You’d be hard pushed to find someone at the moment who isn’t aware of the Avengers movie. Everywhere you look, from the IMDb top 250 to the sides of buses, you will see the Avengers. In truth, it was a little hard to know what to expect; on the one hand, this could be the same but bigger, with Iron Man, Thor, et al just doing their individual bit and leaving. On the other hand, this could have been something a bit more complex, a film that explores relationships within the group and ditches the recent Blockbuster conventions to deliver something deeper, that does justice to the decades of character that sprung from this film’s source, the Stan Lee Marvel comics.
This film lies somewhere in the middle, and is quite the disappointment. In fact, it actually bears more resemblance to the big, dumb, ‘explodey’ films such as Transformers and GI Joe, with the added gut-punch that this one tries to take itself seriously (at least those films are aware of what they are). It comes off as one big advertisement, a showcase for thinly explored characters, and the climactic 45 minutes provide a truly breath-taking orgy of destruction, a silly, preposterous, nonsensical denouement that doesn’t fall short of throwing WMD’s into the mix, for added tension. I don’t know about you, but when WMDs are needed to up the ante, it is a telling sign that something has gone terribly wrong.
This is not the only thing that went wrong, though. The opening 25 minutes in particular make no sense whatsoever, and have more technical jargon than those massive fold-out instructions you get with televisions. The film is riddled with holes and nonsense dialogue, and is also ludicrously excessive. One sequence sees an army ship grow propellers, take to the sky, and turn invisible, for no good reason at all. I thought to myself, as this happened, that the several million spent making that shot would have been better spent in a small African country, or on the NHS, or on getting someone else to write the script (the usually brilliant Joss Whedon severely drops the ball here, as both director and writer).
The plot centres around a cube called the Tesseract, which is a source of ‘pure power’, and is desired after by the evil Loki (Tom Hiddleston) to lure an army from his world called the Chitauri, to destroy the earth or to enslave it, we’re not quite sure. This calls upon Nick Fury (Samuel L Jackson showing his age) to instigate the Avengers Initiative, which is when all the Marvel superheroes from the last five films are collected and called upon to kill everything that poses a potential threat. This is where it could have gone two ways, and settled for the middle ground. Of the group, the excellent Mark Ruffalo as the Hulk, and Robert Downey Jr as Iron Man are the only two with any sort of relationship, and everyone else is content to hit each other.

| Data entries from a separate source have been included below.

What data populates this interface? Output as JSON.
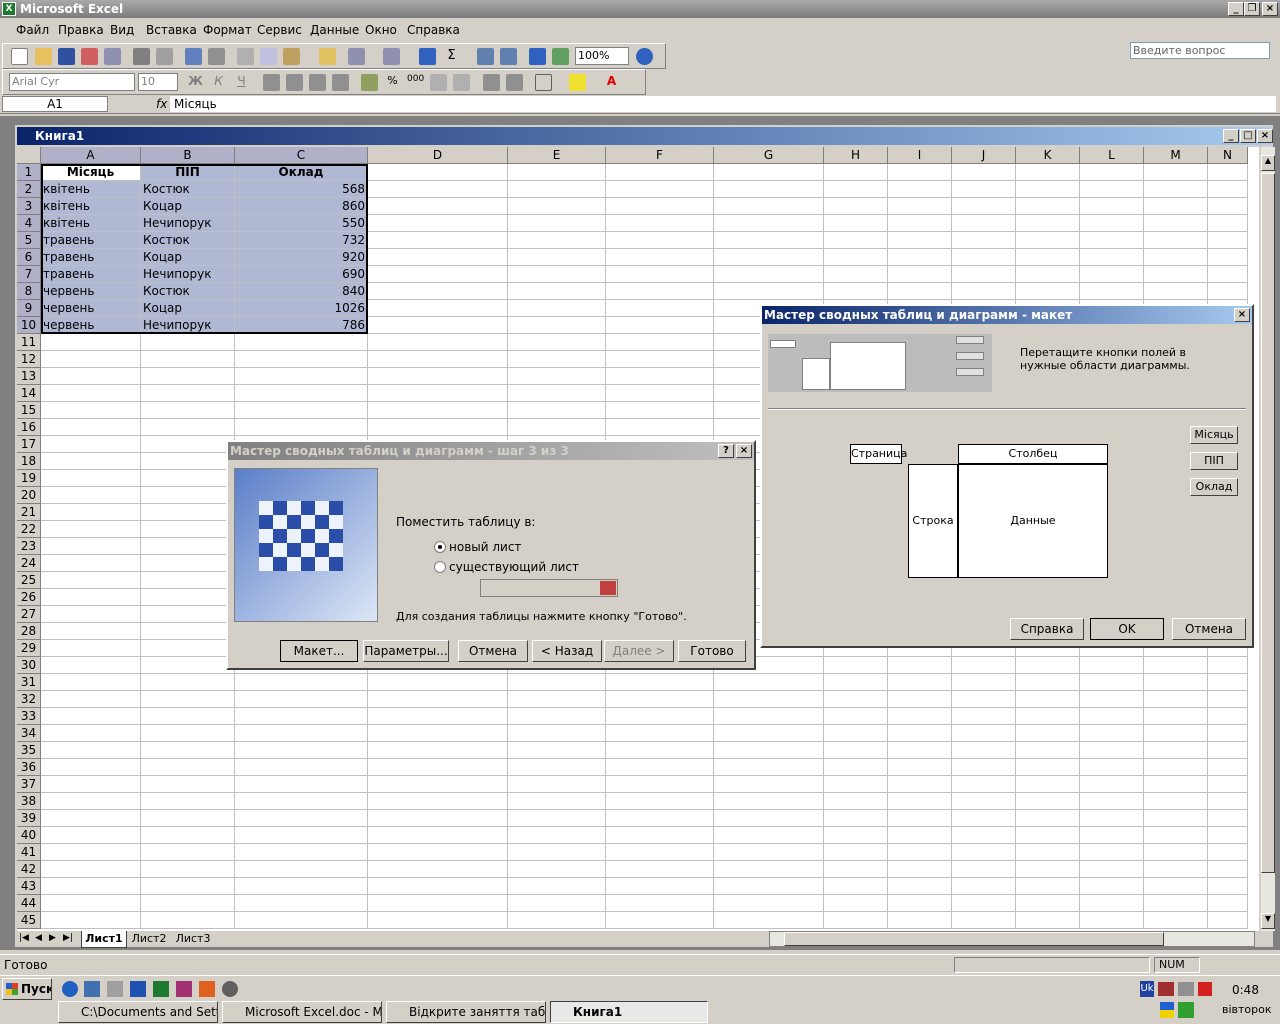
{
  "app": {
    "title": "Microsoft Excel"
  },
  "menu": [
    "Файл",
    "Правка",
    "Вид",
    "Вставка",
    "Формат",
    "Сервис",
    "Данные",
    "Окно",
    "Справка"
  ],
  "ask_placeholder": "Введите вопрос",
  "toolbar": {
    "zoom": "100%",
    "font": "Arial Cyr",
    "size": "10"
  },
  "formula": {
    "cell": "A1",
    "fx": "fx",
    "value": "Місяць"
  },
  "workbook": {
    "title": "Книга1"
  },
  "columns": [
    "A",
    "B",
    "C",
    "D",
    "E",
    "F",
    "G",
    "H",
    "I",
    "J",
    "K",
    "L",
    "M",
    "N"
  ],
  "rows": [
    "1",
    "2",
    "3",
    "4",
    "5",
    "6",
    "7",
    "8",
    "9",
    "10",
    "11",
    "12",
    "13",
    "14",
    "15",
    "16",
    "17",
    "18",
    "19",
    "20",
    "21",
    "22",
    "23",
    "24",
    "25",
    "26",
    "27",
    "28",
    "29",
    "30",
    "31",
    "32",
    "33",
    "34",
    "35",
    "36",
    "37",
    "38",
    "39",
    "40",
    "41",
    "42",
    "43",
    "44",
    "45"
  ],
  "table": {
    "headers": [
      "Місяць",
      "ПІП",
      "Оклад"
    ],
    "rows": [
      [
        "квітень",
        "Костюк",
        "568"
      ],
      [
        "квітень",
        "Коцар",
        "860"
      ],
      [
        "квітень",
        "Нечипорук",
        "550"
      ],
      [
        "травень",
        "Костюк",
        "732"
      ],
      [
        "травень",
        "Коцар",
        "920"
      ],
      [
        "травень",
        "Нечипорук",
        "690"
      ],
      [
        "червень",
        "Костюк",
        "840"
      ],
      [
        "червень",
        "Коцар",
        "1026"
      ],
      [
        "червень",
        "Нечипорук",
        "786"
      ]
    ]
  },
  "sheets": [
    "Лист1",
    "Лист2",
    "Лист3"
  ],
  "status": {
    "left": "Готово",
    "num": "NUM"
  },
  "wizard": {
    "title": "Мастер сводных таблиц и диаграмм - шаг 3 из 3",
    "place_label": "Поместить таблицу в:",
    "opt_new": "новый лист",
    "opt_existing": "существующий лист",
    "hint": "Для создания таблицы нажмите кнопку \"Готово\".",
    "buttons": [
      "Макет...",
      "Параметры...",
      "Отмена",
      "< Назад",
      "Далее >",
      "Готово"
    ]
  },
  "layout": {
    "title": "Мастер сводных таблиц и диаграмм - макет",
    "instruction": "Перетащите кнопки полей в нужные области диаграммы.",
    "page": "Страница",
    "column": "Столбец",
    "row": "Строка",
    "data": "Данные",
    "fields": [
      "Місяць",
      "ПІП",
      "Оклад"
    ],
    "buttons": {
      "help": "Справка",
      "ok": "OK",
      "cancel": "Отмена"
    }
  },
  "taskbar": {
    "start": "Пуск",
    "items": [
      "C:\\Documents and Settin...",
      "Microsoft Excel.doc - Mic...",
      "Відкрите заняття табл....",
      "Книга1"
    ],
    "lang": "Uk",
    "time": "0:48",
    "day": "вівторок"
  }
}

I talk of hitting, because there is an abundance of it. For a 12A, this is extraordinarily violent, with a sense of threat that is beyond what you would normally expect for a film like this, and scenes which see unprecedented levels of destruction, and also, bizarrely, giant worms, which reminded me of the addictive Flash Game ‘Deathworm’ (play it), which was the point at which I realised this film had failed to work for me.
It’s not so much that this film is bad; it’s just disappointing, silly and several large elements are pointless. I wasn’t expecting an art film, but something a little bit above the low-brow atrocities of Transformers would have sufficed. This contents itself with placing itself in that bilge, and it almost seems proud of it.